Naval Physical and Oceanographic Laboratory
- Established: 1958
- Director: Dr. Duvvuri Seshagiri
- Location: Thrikkakara P.O., Kochi - 682 021., Kochi, Kerala
- Operating agency: DRDO

= Naval Physical and Oceanographic Laboratory =

Indian government agency

The Naval Physical and Oceanographic Laboratory or NPOL is a laboratory of the Defence Research and Development Organisation (DRDO), under the Ministry of Defence, India. It is situated in Thrikkakara, Kochi, Kerala. NPOL is responsible for the research and development of sonar systems, technologies for underwater surveillance, study of Underwater environment and underwater materials.

== History ==

The Indian Naval Physical Laboratory (INPL) was established in Kochi by the Indian Navy in 1952. It worked initially as a field laboratory for fleet support activities. It was merged with the Defence Research and Development Organisation (DRDO) in 1958 and started working on underwater systems. INPL was rechristened as Naval Physical Oceanographic Laboratory (NPOL).

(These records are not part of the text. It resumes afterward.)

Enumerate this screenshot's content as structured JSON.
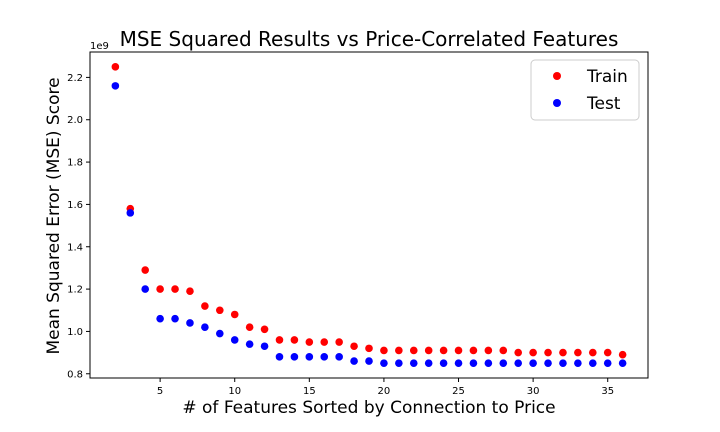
{
  "chart_data": {
    "type": "scatter",
    "title": "MSE Squared Results vs Price-Correlated Features",
    "xlabel": "# of Features Sorted by Connection to Price",
    "ylabel": "Mean Squared Error (MSE) Score",
    "y_offset_label": "1e9",
    "xlim": [
      0.3,
      37.7
    ],
    "ylim": [
      0.78,
      2.32
    ],
    "x_ticks": [
      5,
      10,
      15,
      20,
      25,
      30,
      35
    ],
    "y_ticks": [
      0.8,
      1.0,
      1.2,
      1.4,
      1.6,
      1.8,
      2.0,
      2.2
    ],
    "y_tick_labels": [
      "0.8",
      "1.0",
      "1.2",
      "1.4",
      "1.6",
      "1.8",
      "2.0",
      "2.2"
    ],
    "legend_position": "top-right",
    "grid": false,
    "series": [
      {
        "name": "Train",
        "color": "#ff0000",
        "x": [
          2,
          3,
          4,
          5,
          6,
          7,
          8,
          9,
          10,
          11,
          12,
          13,
          14,
          15,
          16,
          17,
          18,
          19,
          20,
          21,
          22,
          23,
          24,
          25,
          26,
          27,
          28,
          29,
          30,
          31,
          32,
          33,
          34,
          35,
          36
        ],
        "y": [
          2.25,
          1.58,
          1.29,
          1.2,
          1.2,
          1.19,
          1.12,
          1.1,
          1.08,
          1.02,
          1.01,
          0.96,
          0.96,
          0.95,
          0.95,
          0.95,
          0.93,
          0.92,
          0.91,
          0.91,
          0.91,
          0.91,
          0.91,
          0.91,
          0.91,
          0.91,
          0.91,
          0.9,
          0.9,
          0.9,
          0.9,
          0.9,
          0.9,
          0.9,
          0.89
        ]
      },
      {
        "name": "Test",
        "color": "#0000ff",
        "x": [
          2,
          3,
          4,
          5,
          6,
          7,
          8,
          9,
          10,
          11,
          12,
          13,
          14,
          15,
          16,
          17,
          18,
          19,
          20,
          21,
          22,
          23,
          24,
          25,
          26,
          27,
          28,
          29,
          30,
          31,
          32,
          33,
          34,
          35,
          36
        ],
        "y": [
          2.16,
          1.56,
          1.2,
          1.06,
          1.06,
          1.04,
          1.02,
          0.99,
          0.96,
          0.94,
          0.93,
          0.88,
          0.88,
          0.88,
          0.88,
          0.88,
          0.86,
          0.86,
          0.85,
          0.85,
          0.85,
          0.85,
          0.85,
          0.85,
          0.85,
          0.85,
          0.85,
          0.85,
          0.85,
          0.85,
          0.85,
          0.85,
          0.85,
          0.85,
          0.85
        ]
      }
    ]
  }
}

Till 1990, NPOL functioned from within the Naval Base in Kochi. In 1990, it moved into a new 60 acre campus at Thrikkakara, a suburb of Kochi. The new campus has a main technical complex and two residential complexes - SAGAR and VARUNA. The technical complex houses the main building, Abhinavam building and several test facilities including an acoustic tank. Besides the campus in Thrikkakara, NPOL has an offsite setup of underwater acoustic research facility at Idukki Lake, 100 km east of Kochi. Since 1995, NPOL has operated INS Sagardhwani, a 2000-ton oceanographic research vessel used for oceanographic data collection.

==Areas of work==
NPOL is developing a technology called seabed arrays that will be laid over the seabed surface for ocean surveillance which will provide measurements and inform the control centre about the happenings underneath through satellite. DRDO is planning a dedicated satellite for the coastal surveillance system.

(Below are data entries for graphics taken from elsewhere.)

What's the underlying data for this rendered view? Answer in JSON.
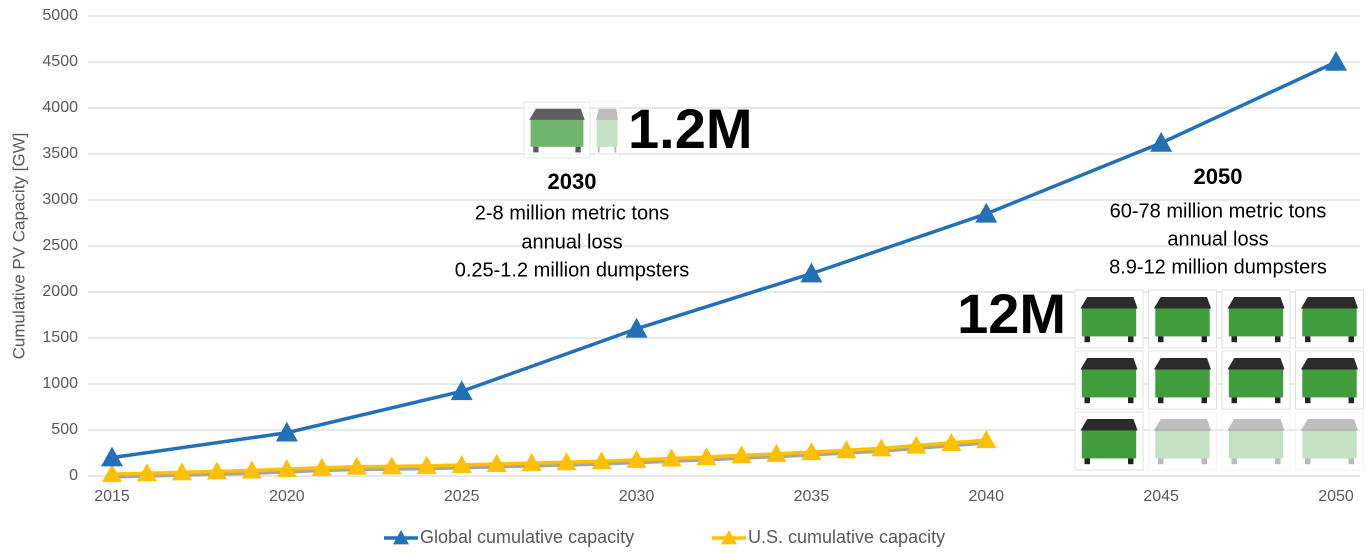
{
  "chart_data": {
    "type": "line",
    "y_label": "Cumulative PV Capacity [GW]",
    "xlim": [
      2015,
      2050
    ],
    "xticks": [
      2015,
      2020,
      2025,
      2030,
      2035,
      2040,
      2045,
      2050
    ],
    "ylim": [
      0,
      5000
    ],
    "yticks": [
      0,
      500,
      1000,
      1500,
      2000,
      2500,
      3000,
      3500,
      4000,
      4500,
      5000
    ],
    "grid": true,
    "series": [
      {
        "name": "Global cumulative capacity",
        "color": "#2271b8",
        "x": [
          2015,
          2020,
          2025,
          2030,
          2035,
          2040,
          2045,
          2050
        ],
        "values": [
          200,
          470,
          920,
          1600,
          2200,
          2850,
          3620,
          4500
        ]
      },
      {
        "name": "U.S. cumulative capacity",
        "color": "#ffc000",
        "x": [
          2015,
          2016,
          2017,
          2018,
          2019,
          2020,
          2021,
          2022,
          2023,
          2024,
          2025,
          2026,
          2027,
          2028,
          2029,
          2030,
          2031,
          2032,
          2033,
          2034,
          2035,
          2036,
          2037,
          2038,
          2039,
          2040
        ],
        "values": [
          20,
          30,
          40,
          50,
          60,
          75,
          90,
          100,
          105,
          110,
          120,
          130,
          140,
          150,
          160,
          175,
          190,
          205,
          225,
          240,
          260,
          280,
          300,
          330,
          360,
          390
        ]
      }
    ],
    "annotations": [
      "1.2M",
      "2030",
      "2-8 million metric tons",
      "annual loss",
      "0.25-1.2 million dumpsters",
      "2050",
      "60-78 million metric tons",
      "annual loss",
      "8.9-12 million dumpsters",
      "12M"
    ]
  }
}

All the future inductions planned by the Indian Navy are to be fitted with NPOL designed sonars. The sonars under development are HUMSA NG (upgrade of the HUMSA sonar), the submarine sonars USHUS (for the Sindhugosh class) and PAYAL for the Arihant class.

Underwater acoustics is another area which NPOL is looking at. The Physical Oceanographic conditions which will decide the propagation of the sound waves inside water is studied with the help of DRDO's Research Vessel INS Sagardhwani and in-house developed Ocean models. Different Sonar Range Prediction models are also developed by NPOL in the recent years which are used by Indian Navy.

On 29 October 2024, NPOL placed an order for a new Acoustic Research Ship (ARS) with the Garden Reach Shipbuilders & Engineers, Kolkata. The order worth ₹490.98 crore was signed in Kochi. The ARS will have an overall length of 90 m and a beam of 14 m. It will be able to achieve speeds ranging up to 12 kn. The ship will have a minimum endurance of 30 days or 4500 nmi. It will have a complement of 70 personnel. The vessel will have diesel-electric propulsion and 3 deck cranes will be fitted on board to handle research equipment. The ARS will be able to deploy, tow, and retrieve a variety of equipment, including acoustic modules; conduct high-resolution surveys of sound velocity profiles in time and/or space; and gather data on ocean tides and currents for use in survey optimisation, underwater mooring design, and offshore deployments. Additionally, it will be able to launch, moor, and maintain independent sonobuoys as well as gather data from them. The ship will be able to conduct acoustic system experiments at various speed regimes while remaining silent due to its broad speed range. The ARS will also be equipped with a Dynamic positioning mechanism that will enable it to hold its place until Sea State 4.